ID: 2783766 • Letter: T

Question

The yield to maturity (YTM) on 1-year zero-coupon bonds is 6% and the YTM on 2-year zeros is 7%. The yield to maturity on 2-year-maturity coupon bonds with coupon rates of 9% (paid annually) is 6.5%.

  

What arbitrage opportunity is available for an investment banking firm? (Omit the "$" sign in your response.)

  

The arbitrage strategy is to buy zeros with face values of $  and $ , and respective maturities of one year and two years.

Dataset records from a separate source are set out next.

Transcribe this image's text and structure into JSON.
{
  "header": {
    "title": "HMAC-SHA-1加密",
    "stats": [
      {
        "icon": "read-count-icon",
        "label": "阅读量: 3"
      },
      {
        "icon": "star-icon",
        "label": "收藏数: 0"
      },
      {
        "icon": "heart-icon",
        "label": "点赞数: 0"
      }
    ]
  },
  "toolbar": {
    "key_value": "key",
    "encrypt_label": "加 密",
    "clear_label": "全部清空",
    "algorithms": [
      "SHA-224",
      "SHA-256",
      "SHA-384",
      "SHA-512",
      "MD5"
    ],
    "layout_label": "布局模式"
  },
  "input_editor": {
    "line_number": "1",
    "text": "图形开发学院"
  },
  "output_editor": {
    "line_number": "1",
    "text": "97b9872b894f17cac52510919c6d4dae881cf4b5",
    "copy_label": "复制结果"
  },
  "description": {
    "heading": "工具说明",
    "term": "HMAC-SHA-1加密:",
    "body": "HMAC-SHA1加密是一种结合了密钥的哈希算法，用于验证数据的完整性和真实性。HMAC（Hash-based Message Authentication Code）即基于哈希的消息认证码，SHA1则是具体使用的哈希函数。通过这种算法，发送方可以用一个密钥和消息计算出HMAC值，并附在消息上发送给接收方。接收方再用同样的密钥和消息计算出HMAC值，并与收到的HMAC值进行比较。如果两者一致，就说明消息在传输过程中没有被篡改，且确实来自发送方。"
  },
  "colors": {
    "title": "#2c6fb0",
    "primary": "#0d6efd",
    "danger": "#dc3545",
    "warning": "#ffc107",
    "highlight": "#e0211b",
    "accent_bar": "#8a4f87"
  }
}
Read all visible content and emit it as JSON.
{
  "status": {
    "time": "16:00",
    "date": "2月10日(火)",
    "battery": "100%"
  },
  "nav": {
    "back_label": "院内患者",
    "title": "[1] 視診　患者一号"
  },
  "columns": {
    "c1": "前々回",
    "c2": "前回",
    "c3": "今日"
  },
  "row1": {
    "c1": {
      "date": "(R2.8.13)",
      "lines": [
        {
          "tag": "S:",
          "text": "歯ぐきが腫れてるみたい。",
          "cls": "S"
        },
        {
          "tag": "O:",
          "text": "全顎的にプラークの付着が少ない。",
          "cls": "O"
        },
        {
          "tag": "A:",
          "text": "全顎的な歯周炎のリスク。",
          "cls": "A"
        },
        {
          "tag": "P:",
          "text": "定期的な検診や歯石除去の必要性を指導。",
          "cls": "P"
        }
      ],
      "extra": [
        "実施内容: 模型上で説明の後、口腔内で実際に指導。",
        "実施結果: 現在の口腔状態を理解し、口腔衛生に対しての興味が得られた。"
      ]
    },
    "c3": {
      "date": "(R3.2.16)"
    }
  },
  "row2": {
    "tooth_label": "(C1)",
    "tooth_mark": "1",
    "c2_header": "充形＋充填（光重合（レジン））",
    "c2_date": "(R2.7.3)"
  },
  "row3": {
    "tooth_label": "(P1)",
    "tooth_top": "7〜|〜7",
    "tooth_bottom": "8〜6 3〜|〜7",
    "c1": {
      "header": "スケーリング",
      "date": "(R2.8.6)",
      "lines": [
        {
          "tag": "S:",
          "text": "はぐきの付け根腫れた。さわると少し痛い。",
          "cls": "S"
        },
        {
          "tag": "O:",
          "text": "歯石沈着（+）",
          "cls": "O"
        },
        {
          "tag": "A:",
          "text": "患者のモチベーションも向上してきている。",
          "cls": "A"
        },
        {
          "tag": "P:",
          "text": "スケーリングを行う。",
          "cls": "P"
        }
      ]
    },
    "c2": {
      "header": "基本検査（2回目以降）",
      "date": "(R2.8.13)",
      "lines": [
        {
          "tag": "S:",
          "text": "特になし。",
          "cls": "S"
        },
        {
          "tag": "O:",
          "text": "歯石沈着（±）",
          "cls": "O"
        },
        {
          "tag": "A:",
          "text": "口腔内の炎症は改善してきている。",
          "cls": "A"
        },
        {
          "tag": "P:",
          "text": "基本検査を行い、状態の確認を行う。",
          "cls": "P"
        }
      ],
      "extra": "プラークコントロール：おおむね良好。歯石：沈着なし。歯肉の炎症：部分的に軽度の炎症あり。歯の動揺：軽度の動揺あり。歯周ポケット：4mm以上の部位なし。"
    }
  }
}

What is the profit on the activity? (Do not round intermediate calculations. Round your answer to 2 decimal places. Omit the "$" sign in your response.)

  

The yield to maturity (YTM) on 1-year zero-coupon bonds is 6% and the YTM on 2-year zeros is 7%. The yield to maturity on 2-year-maturity coupon bonds with coupon rates of 9% (paid annually) is 6.5%.

Explanation / Answer

Face Value=1000

Coupons=9%*1000=90

Price of the coupon paying bond must be 90/1.06+1090/1.07^2=1036.954

However, we see the price of the coupon paying bond=90/1.065+1090/1.065^2=1045.516

So, the bond is overvalued. We would sell the coupon paying bond

We would buy $90 par value 1 year zero coupon bond and $1090 par value 2 year zero coupon bond

The total cash outflow=90/1.06+1090/1.07^2=1036.954

Total cash inflow from coupon paying bond=1045.516

Net cash inflow=1045.516-1036.954=8.562

This we would invest for 2 years at 7% so the amount would become 8.562*1.07^2=9.8026

We have sold the coupon paying bond, so we would need to pay the coupons. We would pay the first coupon from zero coupon bond which will mature in 1 year. And the second coupon & par value will be paid from zero coupon bond which matures in 2 years.